Bündner Kunstmuseum verzeichnet gut 400’000 Besucher in zehn Jahren
Diverses
Höfner Volksblatt  
22. Juni 2026

Bündner Kunstmuseum verzeichnet gut 400’000 Besucher in zehn Jahren

Das Bündner Kunstmuseum hat vor gut zehn Jahren seinen Erweiterungsbau eingeweiht. Mit diesem haben sich die Besucherzahlen verdoppelt. Das Museum zog in zehn Jahren über 400’000 Interessierte an.

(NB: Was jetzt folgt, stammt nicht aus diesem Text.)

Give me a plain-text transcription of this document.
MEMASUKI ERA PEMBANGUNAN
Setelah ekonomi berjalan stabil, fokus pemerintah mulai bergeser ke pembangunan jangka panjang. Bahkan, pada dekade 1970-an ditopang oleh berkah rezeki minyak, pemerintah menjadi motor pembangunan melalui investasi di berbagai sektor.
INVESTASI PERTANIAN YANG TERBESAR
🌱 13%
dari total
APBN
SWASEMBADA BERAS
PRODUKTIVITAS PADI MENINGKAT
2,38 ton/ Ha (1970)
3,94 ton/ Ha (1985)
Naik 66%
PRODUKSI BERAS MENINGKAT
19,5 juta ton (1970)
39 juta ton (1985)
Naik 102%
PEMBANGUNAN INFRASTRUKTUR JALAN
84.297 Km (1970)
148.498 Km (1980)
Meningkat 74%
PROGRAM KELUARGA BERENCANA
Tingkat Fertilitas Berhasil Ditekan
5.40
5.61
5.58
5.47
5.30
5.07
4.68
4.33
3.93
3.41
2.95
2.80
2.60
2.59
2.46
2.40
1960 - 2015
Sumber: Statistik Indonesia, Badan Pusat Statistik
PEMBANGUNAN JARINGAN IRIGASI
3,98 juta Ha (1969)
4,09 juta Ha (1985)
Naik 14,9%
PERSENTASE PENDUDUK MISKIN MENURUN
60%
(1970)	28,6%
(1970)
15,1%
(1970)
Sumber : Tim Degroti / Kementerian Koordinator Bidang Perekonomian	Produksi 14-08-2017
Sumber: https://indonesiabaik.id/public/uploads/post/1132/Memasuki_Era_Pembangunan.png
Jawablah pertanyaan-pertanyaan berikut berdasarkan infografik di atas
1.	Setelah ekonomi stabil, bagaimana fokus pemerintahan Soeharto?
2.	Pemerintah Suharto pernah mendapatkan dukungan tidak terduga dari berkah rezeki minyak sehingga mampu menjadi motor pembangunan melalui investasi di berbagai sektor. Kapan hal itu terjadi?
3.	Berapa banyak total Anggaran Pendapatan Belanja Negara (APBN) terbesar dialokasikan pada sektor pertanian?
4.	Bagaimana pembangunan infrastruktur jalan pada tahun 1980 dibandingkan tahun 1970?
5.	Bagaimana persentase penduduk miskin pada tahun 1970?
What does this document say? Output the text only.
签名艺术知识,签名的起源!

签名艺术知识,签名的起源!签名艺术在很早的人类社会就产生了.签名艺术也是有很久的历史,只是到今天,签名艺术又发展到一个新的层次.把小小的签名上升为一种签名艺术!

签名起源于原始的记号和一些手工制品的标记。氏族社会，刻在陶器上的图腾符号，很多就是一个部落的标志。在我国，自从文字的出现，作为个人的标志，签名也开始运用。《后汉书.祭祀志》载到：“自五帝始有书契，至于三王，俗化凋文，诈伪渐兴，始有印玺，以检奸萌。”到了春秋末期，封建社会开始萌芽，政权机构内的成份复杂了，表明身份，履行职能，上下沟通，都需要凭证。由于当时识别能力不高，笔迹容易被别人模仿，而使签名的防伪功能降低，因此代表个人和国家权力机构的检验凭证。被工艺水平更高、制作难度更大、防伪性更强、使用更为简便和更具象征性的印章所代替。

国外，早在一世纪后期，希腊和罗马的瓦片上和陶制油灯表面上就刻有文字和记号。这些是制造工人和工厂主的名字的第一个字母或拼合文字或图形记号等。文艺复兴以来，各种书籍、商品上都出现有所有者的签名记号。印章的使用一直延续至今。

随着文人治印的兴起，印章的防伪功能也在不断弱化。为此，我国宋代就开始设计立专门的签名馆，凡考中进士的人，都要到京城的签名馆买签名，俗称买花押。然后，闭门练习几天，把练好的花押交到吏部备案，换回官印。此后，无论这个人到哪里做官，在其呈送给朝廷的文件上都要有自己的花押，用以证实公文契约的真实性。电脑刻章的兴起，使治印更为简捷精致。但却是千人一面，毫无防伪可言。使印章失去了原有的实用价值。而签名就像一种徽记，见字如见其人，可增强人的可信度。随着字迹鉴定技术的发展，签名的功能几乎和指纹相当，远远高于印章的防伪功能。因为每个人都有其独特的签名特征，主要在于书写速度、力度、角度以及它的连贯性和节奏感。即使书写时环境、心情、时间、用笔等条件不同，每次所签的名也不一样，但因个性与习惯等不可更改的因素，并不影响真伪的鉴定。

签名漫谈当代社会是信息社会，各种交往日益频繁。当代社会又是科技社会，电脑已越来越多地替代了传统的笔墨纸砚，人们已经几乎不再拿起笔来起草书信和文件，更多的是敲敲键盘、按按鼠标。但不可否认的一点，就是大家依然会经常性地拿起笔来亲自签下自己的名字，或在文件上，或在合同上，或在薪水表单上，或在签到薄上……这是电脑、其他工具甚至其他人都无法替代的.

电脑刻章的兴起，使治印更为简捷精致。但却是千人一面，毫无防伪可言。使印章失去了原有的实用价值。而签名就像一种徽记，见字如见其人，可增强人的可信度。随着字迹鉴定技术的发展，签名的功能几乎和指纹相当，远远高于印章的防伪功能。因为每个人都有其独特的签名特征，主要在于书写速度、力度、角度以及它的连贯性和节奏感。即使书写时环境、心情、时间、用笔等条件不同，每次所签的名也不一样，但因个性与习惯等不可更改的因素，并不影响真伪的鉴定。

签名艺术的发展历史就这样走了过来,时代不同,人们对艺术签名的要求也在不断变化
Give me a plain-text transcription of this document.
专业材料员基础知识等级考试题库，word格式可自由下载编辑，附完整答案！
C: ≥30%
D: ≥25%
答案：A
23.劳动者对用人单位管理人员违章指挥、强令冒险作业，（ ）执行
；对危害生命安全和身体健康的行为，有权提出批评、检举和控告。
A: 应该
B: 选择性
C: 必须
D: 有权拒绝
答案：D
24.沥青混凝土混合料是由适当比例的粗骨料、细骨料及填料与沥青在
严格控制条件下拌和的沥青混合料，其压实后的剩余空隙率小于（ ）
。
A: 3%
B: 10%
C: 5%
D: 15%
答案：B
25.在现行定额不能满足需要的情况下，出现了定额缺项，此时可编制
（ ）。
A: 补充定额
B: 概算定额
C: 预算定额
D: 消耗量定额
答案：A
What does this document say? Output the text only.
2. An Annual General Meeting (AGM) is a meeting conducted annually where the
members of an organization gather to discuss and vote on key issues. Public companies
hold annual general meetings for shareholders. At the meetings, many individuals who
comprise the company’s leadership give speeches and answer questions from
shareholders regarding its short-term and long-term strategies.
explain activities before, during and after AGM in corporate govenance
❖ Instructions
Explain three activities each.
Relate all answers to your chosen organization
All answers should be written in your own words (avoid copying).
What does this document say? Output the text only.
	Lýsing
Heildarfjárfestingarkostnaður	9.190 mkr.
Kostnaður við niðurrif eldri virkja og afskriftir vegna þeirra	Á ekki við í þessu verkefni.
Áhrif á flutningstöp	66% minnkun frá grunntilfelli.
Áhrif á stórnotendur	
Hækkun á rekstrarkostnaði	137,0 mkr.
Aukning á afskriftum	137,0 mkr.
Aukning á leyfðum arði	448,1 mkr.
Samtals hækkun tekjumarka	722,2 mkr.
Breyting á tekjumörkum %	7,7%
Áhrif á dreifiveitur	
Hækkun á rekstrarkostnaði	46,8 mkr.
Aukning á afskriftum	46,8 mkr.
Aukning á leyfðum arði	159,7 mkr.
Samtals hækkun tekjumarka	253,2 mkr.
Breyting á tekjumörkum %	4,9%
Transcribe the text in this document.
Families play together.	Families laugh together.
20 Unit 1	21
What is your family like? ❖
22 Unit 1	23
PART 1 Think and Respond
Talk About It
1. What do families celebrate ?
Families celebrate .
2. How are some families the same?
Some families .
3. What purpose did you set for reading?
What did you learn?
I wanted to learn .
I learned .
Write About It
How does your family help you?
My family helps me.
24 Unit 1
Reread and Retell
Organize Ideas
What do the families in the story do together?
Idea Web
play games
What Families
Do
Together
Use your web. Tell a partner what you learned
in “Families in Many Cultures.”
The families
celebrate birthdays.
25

„Wir sind attraktiver geworden, weil das Programm vielfältiger geworden ist. Die Besucherinnen und Besucher können zwei bis drei Ausstellungen gleichzeitig geniessen“, kommentierte der künstlerische Leiter des Bündner Kunstmuseums, Stephan Kunz, die Zahlen gegenüber Keystone-SDA. Und: „Dank der neuen Struktur mit modernen Sicherheitssystemen und besseren klimatischen Bedingungen konnten wir Leihgaben aus bedeutenden Sammlungen aufnehmen.

In den zehn Jahren fanden gemäss einer Mitteilung des Kunstmuseums vom Montag 82 Ausstellungen und 2300 Führungen und Veranstaltungen statt.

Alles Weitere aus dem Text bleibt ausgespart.